Bu sorular, sadece retorik değil; uluslararası toplumun ikiyüzlülüğünü yüzlerine vuruyordu. Erdoğan, "Dünya beş'ten büyüktür" felsefesini bir kez daha hatırlatarak, BM'nin işlevsiz yapısını eleştirdi. "Gaze'de sadece çocuklar ölmiyor; BM sistemi de ölüyor, Batı'nın savunduğu değerler de ölüyor" dedi.

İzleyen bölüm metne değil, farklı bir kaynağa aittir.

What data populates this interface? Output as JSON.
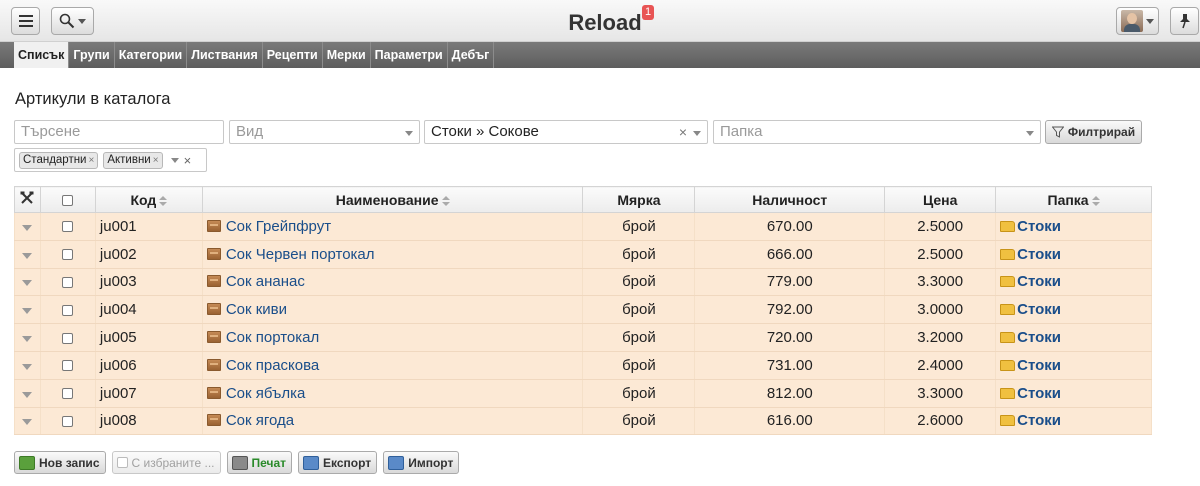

Haklıydı; çünkü İsrail'in saldırıları, sadece Filistin'i değil, insanlığın umutlarını da yok ediyor. Bu net duruşun meyveleri gecikmedi. Erdoğan'ın yıllardır süren diplomatik hamleleri, uluslararası arenada domino etkisi yarattı. Hatırlayın, 2024'te BM'de Filistin'in temsilcisini üye devletler arasında görmekten duyduğu memnuniyeti dile getirmişti. Bugün ise, Fransa,Birleşik Krallık, Kanada, Avustralya ve Portekiz gibi ülkeler, Filistin Devleti'ni resmen tanıdı. Bu, G7 ülkeleri arasında bir ilkti ve Fransa gibi diğerlerinin izleyeceği sinyali verdi. Erdoğan'ın çağrıları, Filistin'in tam BM üyeliği için kapıları araladı. Türkiye, bu süreçte Filistin'in kurumsal kapasitesini güçlendirmek, mali ve teknik destek sağlamak için elini taşın altına koydu. UNRWA gibi yardım kuruluşlarının faaliyetlerini sürdürmesi için bastırdı.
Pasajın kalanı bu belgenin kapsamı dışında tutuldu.